Male seniors at increased risk of suicide

Senior men have a higher risk of suicide than the national average. Social isolation and mounting health challenges are among the risk factors.

Statistics Canada reports the average suicide rate for men aged 65 and older is about 16 per 100,000 people compared to the national average rate of 11 for all age groups. After age 80, that figure climbs to roughly 20 and then, 33 per 100,000 after age 90. For females over 75 years old, the average is roughly four. 

“There are several reasons behind the suicide rate being higher among older males,” says Dr. Sandra Demaries, a Geriatric Psychiatrist at Villa Caritas, a Covenant Health mental health facility for seniors, and section head of geriatric psychiatry for Alberta Health Services (Edmonton Zone).

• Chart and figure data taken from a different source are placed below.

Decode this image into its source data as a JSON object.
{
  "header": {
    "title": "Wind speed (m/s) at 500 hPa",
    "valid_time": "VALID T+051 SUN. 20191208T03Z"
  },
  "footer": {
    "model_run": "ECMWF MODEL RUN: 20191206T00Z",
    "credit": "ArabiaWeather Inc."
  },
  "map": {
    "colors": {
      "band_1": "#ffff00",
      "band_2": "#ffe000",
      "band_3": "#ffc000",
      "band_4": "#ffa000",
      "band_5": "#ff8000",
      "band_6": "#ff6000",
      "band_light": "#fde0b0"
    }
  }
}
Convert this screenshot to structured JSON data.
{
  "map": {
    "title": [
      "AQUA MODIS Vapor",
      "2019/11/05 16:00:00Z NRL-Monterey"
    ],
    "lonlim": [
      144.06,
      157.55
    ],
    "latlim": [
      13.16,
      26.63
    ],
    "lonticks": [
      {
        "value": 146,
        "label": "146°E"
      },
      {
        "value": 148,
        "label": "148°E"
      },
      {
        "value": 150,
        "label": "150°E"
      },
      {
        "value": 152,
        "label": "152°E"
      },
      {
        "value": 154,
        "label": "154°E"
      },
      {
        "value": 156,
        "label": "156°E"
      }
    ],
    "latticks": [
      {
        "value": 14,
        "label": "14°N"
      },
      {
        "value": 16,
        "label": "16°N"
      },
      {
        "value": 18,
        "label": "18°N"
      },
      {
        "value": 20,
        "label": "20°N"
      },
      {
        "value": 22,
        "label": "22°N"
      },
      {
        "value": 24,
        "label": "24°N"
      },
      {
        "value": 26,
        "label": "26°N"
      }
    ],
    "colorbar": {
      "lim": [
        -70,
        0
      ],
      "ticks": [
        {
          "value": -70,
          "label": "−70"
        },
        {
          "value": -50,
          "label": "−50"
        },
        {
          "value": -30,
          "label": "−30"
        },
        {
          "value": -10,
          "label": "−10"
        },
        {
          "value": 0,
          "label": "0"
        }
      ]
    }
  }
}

“Even now in 2019, despite increased awareness, there are still lingering generational taboos around mental health and suicide, particularly in older males. Stigma and sense of shame, though not exclusive to seniors, tend to be more pronounced in older generations.”

Living longer

Sandra says there are many positives to living longer and seeing more of life. “Unfortunately, for many older adults, living longer also means the accumulation of medical problems and challenges.”

Changes that can come with age tend to result in significant lifestyle changes as well, says Madeline Stevenson, Registered Nurse and Clinical Co-ordinator at Covenant’s Complex Mental Health Centre (St. Michael’s Health Centre) in Lethbridge.  

“Seniors can sometimes experience quite a bit of loss with multiple things in their lives—loss of independence, the death of loved ones as well as a decline in physical health. A loss in quality of physical health means dealing with pain and other issues,” says Madeline.

Social isolation

Both Sandra and Madeline note social isolation is also a big mental health factor, especially as seniors lose spouses and friends over time. Perhaps due to distance, visits from adult children and other family members can also become rare.

“Social isolation may also be compounded by the fact that, at a certain point, some seniors may lose their driver’s licence and it becomes challenging for them to get around,” adds Sandra.

Role transitions

Sandra says aside from isolation, role transitions such as retirement can also be a contributing factor to the onset of mental health issues. “Retirement can sometimes mean a loss of occupational identity, and that can be a challenge—especially if they start feeling like they are no longer a contributing member of society.”

Urban and rural divide   

Sandra says access to health care in general, particularly access to mental health assessment, may be more challenging in a rural setting.

She also says one of the reasons behind the high rate of completed suicide, particularly among older men, is the lethality of the means that are often used—guns and hanging. “Access to guns is particularly higher in rural settings,” she says.

Risk factors accumulate

Seniors face the possibility of various risk factors showing up at a later stage in life, Sandra says. “Any mental health challenge or illness could be due to a pre-existing condition, which was diagnosed when the person was younger. Or it could be attributed to the development of a new psychiatric illness such as depressive disorder, which is a major risk factor for suicide.”

Seniors dealing with existing or new-onset mental illness, substance abuse, disability and other physical illness are at risk for suicide, says Sandra.

Help seniors get connected

Sandra says awareness is key for prevention, noting that a family doctor, especially in rural areas, can play an important role. “We can look at doing practical things such as a doctor making a phone call just to check in and find out how they are doing.”

In areas where public transportation might not be readily available, families can look at various ways of helping loved ones, says Madeline. “If family cannot visit, perhaps a practical thing to do is arrange for a companion who can take a loved one out to watch a movie, go shopping or simply spend time with them."

Madeline says there are often community-based resources available for seniors to help connect them to others in their area.